Germany Will Overtake China in the Manufacturing of Electric Cars in 2021

After a very shaky and turbulent start, with significant failures such as emissions scandals, Germany has finally put the lead in its commitment to the electric car. Something that is profoundly transforming an industry linked to the combustion engine that is now focusing its new investments on new technologies.

According to the consulting firm McKinsey, the reasons for this new perspective in electric vehicles must be found in several factors, beginning with the determined commitment made by the Angela Merkel government. Preventing its powerful automobile industry from losing the electric mobility train by creating a project where he wanted Germany to be neutral in emissions in 2050, and that was a massive boost to renewable energy and electric cars.

From that moment, the German brands began to remove spider webs from their electrical projects. Mainly after the severe problem of the Dieselgate and its wide-ranging consequences, which has resulted in gigantic investment projects that have led to the arrival of the first models, but that is still the tip of the iceberg of an offer that will explode in the coming months.

As an example of this new dynamic is Volkswagen, the German group is finalizing the arrival of its ID family on the market. The biggest bet of the last decades that will give the starting signal to an initiative that will mobilize more than 54,000 million euros in the next five years. Allowing them to achieve production of 1.5 million units a year by 2025, while the group’s hybrid will continue to grow and will reach 75 different models worldwide by 2030.

In parallel, VW is working to build its battery factories, with two extensive facilities under construction. One in Germany and the other in collaboration with the Northvolt company, which will be located in Sweden.

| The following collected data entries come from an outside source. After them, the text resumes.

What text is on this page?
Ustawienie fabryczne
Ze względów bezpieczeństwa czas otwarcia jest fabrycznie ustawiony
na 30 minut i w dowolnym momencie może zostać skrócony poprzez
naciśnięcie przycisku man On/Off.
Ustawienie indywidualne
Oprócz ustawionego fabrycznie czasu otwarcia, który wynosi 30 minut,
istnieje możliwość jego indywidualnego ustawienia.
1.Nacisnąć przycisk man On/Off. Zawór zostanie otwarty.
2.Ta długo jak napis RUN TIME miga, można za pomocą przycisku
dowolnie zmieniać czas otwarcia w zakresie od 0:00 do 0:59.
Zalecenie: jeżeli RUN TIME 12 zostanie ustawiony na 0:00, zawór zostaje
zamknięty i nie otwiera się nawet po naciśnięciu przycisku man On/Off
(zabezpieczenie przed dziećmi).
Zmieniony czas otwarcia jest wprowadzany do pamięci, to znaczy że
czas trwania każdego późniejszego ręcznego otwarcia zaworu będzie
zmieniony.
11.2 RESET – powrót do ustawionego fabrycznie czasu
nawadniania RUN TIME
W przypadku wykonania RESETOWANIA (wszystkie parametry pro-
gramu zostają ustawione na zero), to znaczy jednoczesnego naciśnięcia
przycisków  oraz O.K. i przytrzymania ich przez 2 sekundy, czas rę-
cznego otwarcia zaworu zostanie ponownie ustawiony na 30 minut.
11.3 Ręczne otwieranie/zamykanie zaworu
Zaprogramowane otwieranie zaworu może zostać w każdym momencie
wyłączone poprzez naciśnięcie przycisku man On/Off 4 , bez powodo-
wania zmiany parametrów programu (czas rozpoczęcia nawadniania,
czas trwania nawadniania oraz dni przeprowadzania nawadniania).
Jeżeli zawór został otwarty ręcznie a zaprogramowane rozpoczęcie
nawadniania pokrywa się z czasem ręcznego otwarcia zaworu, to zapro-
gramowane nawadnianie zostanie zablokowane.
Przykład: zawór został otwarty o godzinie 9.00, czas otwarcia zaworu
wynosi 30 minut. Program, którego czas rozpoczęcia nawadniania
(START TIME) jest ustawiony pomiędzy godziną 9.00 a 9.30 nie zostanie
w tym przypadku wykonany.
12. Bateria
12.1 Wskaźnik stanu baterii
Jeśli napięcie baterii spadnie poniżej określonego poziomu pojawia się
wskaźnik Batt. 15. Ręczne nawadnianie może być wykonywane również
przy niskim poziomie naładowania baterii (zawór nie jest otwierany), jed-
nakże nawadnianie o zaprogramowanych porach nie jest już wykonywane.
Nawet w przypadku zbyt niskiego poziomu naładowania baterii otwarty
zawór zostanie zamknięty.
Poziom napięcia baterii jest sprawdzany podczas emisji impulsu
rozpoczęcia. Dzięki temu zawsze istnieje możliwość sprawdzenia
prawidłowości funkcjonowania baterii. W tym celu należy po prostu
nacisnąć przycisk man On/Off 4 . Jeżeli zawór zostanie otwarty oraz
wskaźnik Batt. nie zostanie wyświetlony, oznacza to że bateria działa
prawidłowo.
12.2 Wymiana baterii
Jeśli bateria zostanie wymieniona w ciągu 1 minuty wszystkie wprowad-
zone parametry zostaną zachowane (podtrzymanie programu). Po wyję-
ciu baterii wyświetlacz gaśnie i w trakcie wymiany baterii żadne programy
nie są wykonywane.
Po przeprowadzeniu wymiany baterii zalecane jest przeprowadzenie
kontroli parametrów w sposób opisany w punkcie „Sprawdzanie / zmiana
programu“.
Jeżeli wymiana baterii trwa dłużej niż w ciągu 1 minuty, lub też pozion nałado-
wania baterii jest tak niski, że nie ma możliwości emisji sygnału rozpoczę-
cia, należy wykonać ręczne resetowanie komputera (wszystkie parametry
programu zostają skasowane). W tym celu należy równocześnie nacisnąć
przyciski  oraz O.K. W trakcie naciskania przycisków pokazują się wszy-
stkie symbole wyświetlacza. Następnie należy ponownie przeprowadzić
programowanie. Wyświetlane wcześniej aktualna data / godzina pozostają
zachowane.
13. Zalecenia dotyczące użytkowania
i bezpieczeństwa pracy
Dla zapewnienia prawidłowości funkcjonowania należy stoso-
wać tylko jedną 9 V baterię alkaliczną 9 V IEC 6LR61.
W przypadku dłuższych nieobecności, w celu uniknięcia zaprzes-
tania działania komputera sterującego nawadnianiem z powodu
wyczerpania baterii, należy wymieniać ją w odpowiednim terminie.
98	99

For its part, BMW will press the reset button after an early start, but unambitious. The arrival of the i3 and i8 in 2013 did not have a significant impact in terms of sales. Something they hope to change in 2021 with the arrival of the new generation models

The i4 or iNext will join the veteran i3, and the new iX3, to form a family that is undoubtedly much more complete and competitive than the first batch. A different strategy from that of Volkswagen where at the moment there will be no dedicated platforms, which on the one hand has a decisive point that this will allow them to launch electric versions of any model without significant investments. But, at the same time, these may see their capacities and performance precisely by having to share space on the production lines with conventional models.

Another of the big names in the German industry is Mercedes with the EQC, the manufacturer from Stuttgart is preparing to expand its offer that will grow to 10 different models by 2022. Mercedes will follow the BMW model, with non-dedicated platforms and electrified offers from all its models, paying particular attention in this first stage to their competitive plug-in hybrids.

A bet that will have to accelerate as much as possible its deployment since the challenges it faces are increasingly more significant. As an example, the announcement in 2019 that Tesla would build a factory in Germany. An unexpected blow to the heart of the automobile industry will mean having its main competition in this sector at the city’s gates.

Add to this the constant and latent threat from Chinese manufacturers. They are slowly starting to spread their tentacles in Europe with the help of proposals that are achieving an almost exponential evolution. Going from being seedy copies in the 90s and early of the past decade, to transform into new projects with competitive designs and high control of the software that together with the low cost of its production gives them a competitive advantage.

To try to stop this dynamic, Germany has launched its “Public Electric Car Plan” which seeks to incentivize sales with grants that can reach 10,000 euros, a reduction in VAT to 16%, while promoting the expansion of fast recharge networks with an investment of hundreds of millions of euros. There is also a strong commitment to R&D and to launch strategic facilities such as those dedicated to the production of batteries.

A plan that has been reinforced by the crisis of the coronavirus has had a substantial impact on the public opinion of Germany, which sees a more sustainable way out to recover the economy and reduce the impact on the environment. Something that has had dramatic consequences is that many sectors have had to take an alternative and more sustainable path, which will allow Germany to become the leading world potential in terms of electric car production, surpassing China.

Something that consulting firm McKinsey will already happen in the short term because the global share will go from 18% in 2019 to 29% in 2024. This will mean that in 2021 Germany will produce 1.7 million electric cars, which will allow them to surpass China. A figure that they estimate will grow to 3.5 million just two years later, increasing its leadership.

Once again, an aspect shows us that after each crisis, the Germans can recover by far to continue growing, thanks in part to the determined drive made by a public sector that is not just a comparison of the automobile industry. An industry that, as we can see, will manage to maintain its status as the world’s leading power also in the electric car sector.